Went to check it out yesterday, and I get this page that says Foucault is Dead has been deleted. Does anyone know what is going on here?

UPDATE:

I read over at Leftist Looney Lunch that Foucault is Dead went out with an Irigaraian bang at Thinking Girl. I spent part of last night and part of this morning reading the comments at the Thinking Girl piece (written, actually, by a guest-writer). I’m not very satisfied with how Foucault is Dead, in a last-minute turn of apparent disgust, up and left the blog and the blog-o-sphere. Equally, I am sad that it all happened at all, but am interested in sifting through the wreckage of that conversation for some gems.

In particular, I want to return sometime in the next few days to the kind of revolution that Foucault is Dead was invoking.
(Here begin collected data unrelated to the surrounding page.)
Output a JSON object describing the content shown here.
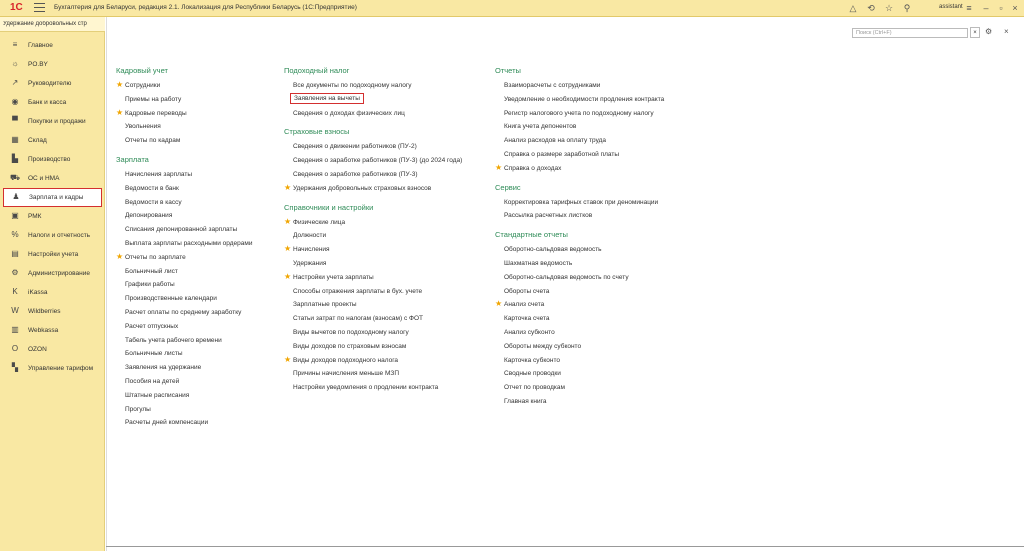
{
  "titlebar": {
    "logo": "1С",
    "title": "Бухгалтерия для Беларуси, редакция 2.1. Локализация для Республики Беларусь  (1С:Предприятие)",
    "user": "assistant"
  },
  "tab": {
    "label": "Удержание добровольных стр"
  },
  "sections": [
    {
      "label": "Главное",
      "icon": "≡"
    },
    {
      "label": "PO.BY",
      "icon": "☼"
    },
    {
      "label": "Руководителю",
      "icon": "↗"
    },
    {
      "label": "Банк и касса",
      "icon": "◉"
    },
    {
      "label": "Покупки и продажи",
      "icon": "▀"
    },
    {
      "label": "Склад",
      "icon": "▦"
    },
    {
      "label": "Производство",
      "icon": "▙"
    },
    {
      "label": "ОС и НМА",
      "icon": "⛟"
    },
    {
      "label": "Зарплата и кадры",
      "icon": "♟"
    },
    {
      "label": "РМК",
      "icon": "▣"
    },
    {
      "label": "Налоги и отчетность",
      "icon": "%"
    },
    {
      "label": "Настройки учета",
      "icon": "▤"
    },
    {
      "label": "Администрирование",
      "icon": "⚙"
    },
    {
      "label": "iKassa",
      "icon": "K"
    },
    {
      "label": "Wildberries",
      "icon": "W"
    },
    {
      "label": "Webkassa",
      "icon": "▥"
    },
    {
      "label": "OZON",
      "icon": "O"
    },
    {
      "label": "Управление тарифом",
      "icon": "▚"
    }
  ],
  "search": {
    "placeholder": "Поиск (Ctrl+F)",
    "clear": "×"
  },
  "columns": [
    [
      {
        "title": "Кадровый учет",
        "items": [
          {
            "t": "Сотрудники",
            "star": true
          },
          {
            "t": "Приемы на работу"
          },
          {
            "t": "Кадровые переводы",
            "star": true
          },
          {
            "t": "Увольнения"
          },
          {
            "t": "Отчеты по кадрам"
          }
        ]
      },
      {
        "title": "Зарплата",
        "items": [
          {
            "t": "Начисления зарплаты"
          },
          {
            "t": "Ведомости в банк"
          },
          {
            "t": "Ведомости в кассу"
          },
          {
            "t": "Депонирования"
          },
          {
            "t": "Списания депонированной зарплаты"
          },
          {
            "t": "Выплата зарплаты расходными ордерами"
          },
          {
            "t": "Отчеты по зарплате",
            "star": true
          },
          {
            "t": "Больничный лист"
          },
          {
            "t": "Графики работы"
          },
          {
            "t": "Производственные календари"
          },
          {
            "t": "Расчет оплаты по среднему заработку"
          },
          {
            "t": "Расчет отпускных"
          },
          {
            "t": "Табель учета рабочего времени"
          },
          {
            "t": "Больничные листы"
          },
          {
            "t": "Заявления на удержание"
          },
          {
            "t": "Пособия на детей"
          },
          {
            "t": "Штатные расписания"
          },
          {
            "t": "Прогулы"
          },
          {
            "t": "Расчеты дней компенсации"
          }
        ]
      }
    ],
    [
      {
        "title": "Подоходный налог",
        "items": [
          {
            "t": "Все документы по подоходному налогу"
          },
          {
            "t": "Заявления на вычеты",
            "boxed": true
          },
          {
            "t": "Сведения о доходах физических лиц"
          }
        ]
      },
      {
        "title": "Страховые взносы",
        "items": [
          {
            "t": "Сведения о движении работников (ПУ-2)"
          },
          {
            "t": "Сведения о заработке работников (ПУ-3) (до 2024 года)"
          },
          {
            "t": "Сведения о заработке работников (ПУ-3)"
          },
          {
            "t": "Удержания добровольных страховых взносов",
            "star": true
          }
        ]
      },
      {
        "title": "Справочники и настройки",
        "items": [
          {
            "t": "Физические лица",
            "star": true
          },
          {
            "t": "Должности"
          },
          {
            "t": "Начисления",
            "star": true
          },
          {
            "t": "Удержания"
          },
          {
            "t": "Настройки учета зарплаты",
            "star": true
          },
          {
            "t": "Способы отражения зарплаты в бух. учете"
          },
          {
            "t": "Зарплатные проекты"
          },
          {
            "t": "Статьи затрат по налогам (взносам) с ФОТ"
          },
          {
            "t": "Виды вычетов по подоходному налогу"
          },
          {
            "t": "Виды доходов по страховым взносам"
          },
          {
            "t": "Виды доходов подоходного налога",
            "star": true
          },
          {
            "t": "Причины начисления меньше МЗП"
          },
          {
            "t": "Настройки уведомления о продлении контракта"
          }
        ]
      }
    ],
    [
      {
        "title": "Отчеты",
        "items": [
          {
            "t": "Взаиморасчеты с сотрудниками"
          },
          {
            "t": "Уведомление о необходимости продления контракта"
          },
          {
            "t": "Регистр налогового учета по подоходному налогу"
          },
          {
            "t": "Книга учета депонентов"
          },
          {
            "t": "Анализ расходов на оплату труда"
          },
          {
            "t": "Справка о размере заработной платы"
          },
          {
            "t": "Справка о доходах",
            "star": true
          }
        ]
      },
      {
        "title": "Сервис",
        "items": [
          {
            "t": "Корректировка тарифных ставок при деноминации"
          },
          {
            "t": "Рассылка расчетных листков"
          }
        ]
      },
      {
        "title": "Стандартные отчеты",
        "items": [
          {
            "t": "Оборотно-сальдовая ведомость"
          },
          {
            "t": "Шахматная ведомость"
          },
          {
            "t": "Оборотно-сальдовая ведомость по счету"
          },
          {
            "t": "Обороты счета"
          },
          {
            "t": "Анализ счета",
            "star": true
          },
          {
            "t": "Карточка счета"
          },
          {
            "t": "Анализ субконто"
          },
          {
            "t": "Обороты между субконто"
          },
          {
            "t": "Карточка субконто"
          },
          {
            "t": "Сводные проводки"
          },
          {
            "t": "Отчет по проводкам"
          },
          {
            "t": "Главная книга"
          }
        ]
      }
    ]
  ]
}
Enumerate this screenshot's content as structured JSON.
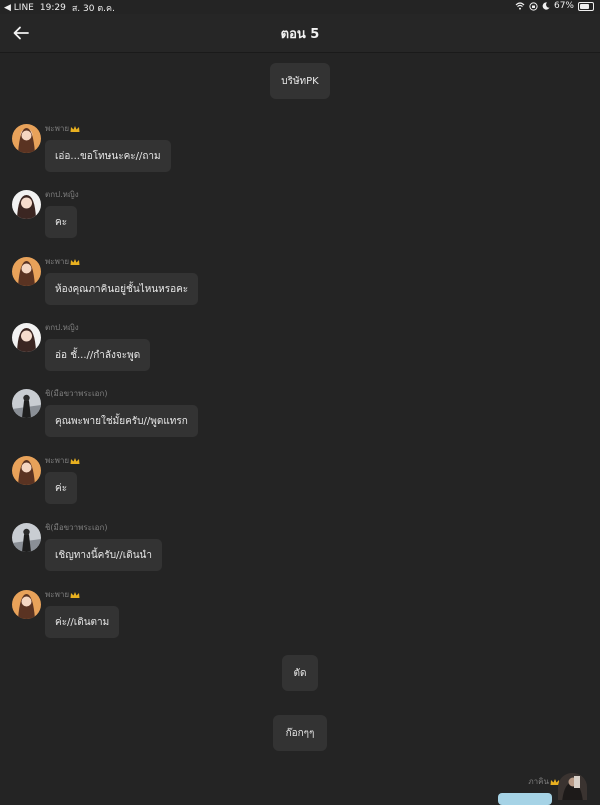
{
  "status_bar": {
    "carrier": "◀ LINE",
    "time": "19:29",
    "date": "ส. 30 ต.ค.",
    "battery": "67%"
  },
  "nav": {
    "title": "ตอน 5"
  },
  "center_messages": [
    {
      "text": "บริษัทPK"
    },
    {
      "text": "ตัด"
    },
    {
      "text": "ก๊อกๆๆ"
    }
  ],
  "messages": [
    {
      "name": "พะพาย",
      "text": "เอ่อ...ขอโทษนะคะ//ถาม"
    },
    {
      "name": "ตกป.หญิง",
      "text": "คะ"
    },
    {
      "name": "พะพาย",
      "text": "ห้องคุณภาคินอยู่ชั้นไหนหรอคะ"
    },
    {
      "name": "ตกป.หญิง",
      "text": "อ่อ ชั้...//กำลังจะพูด"
    },
    {
      "name": "ชิ(มือขวาพระเอก)",
      "text": "คุณพะพายใช่มั้ยครับ//พูดแทรก"
    },
    {
      "name": "พะพาย",
      "text": "ค่ะ"
    },
    {
      "name": "ชิ(มือขวาพระเอก)",
      "text": "เชิญทางนี้ครับ//เดินนำ"
    },
    {
      "name": "พะพาย",
      "text": "ค่ะ//เดินตาม"
    }
  ],
  "right_message": {
    "name": "ภาคิน"
  },
  "colors": {
    "background": "#242424",
    "bubble": "#333333",
    "name_text": "#7d7d7d",
    "crown": "#e8b020",
    "own_bubble": "#a6d3e6"
  }
}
I’m talking about revolution broadly conceived. As the issue became stated more clearly– the impracticality of Foucault is Dead’s advice is first-rate evidence of why it should not be heeded– the logic used to condemn him became more circular– as if to circle an object-cause of desire, never straying too close nor too far. To this end, I think that FiD was on to something when he said towards the end of his exchange:

Is it, perhaps, that my emphasis on individual action and responsibility frightens you a little, because it may mean giving-up participation in a patriarchal family or relationship situation of your own?

By this, I take FiD to be taking up, in this feminist context, the issue of impossibility I brought up before at Rough Theory and before in my own post on Repeating Lenin. The issue is whether the apparent impracticality of revolutionary action should be taken more seriously than the aims of that action itself. I have to admit, I was very sympathetic to FiD in the comments, though particularly when he took to task to point out where real (revolutionary) action is to be fouhnd and where its ideological, fantasmatic inhibitors are to be avoided.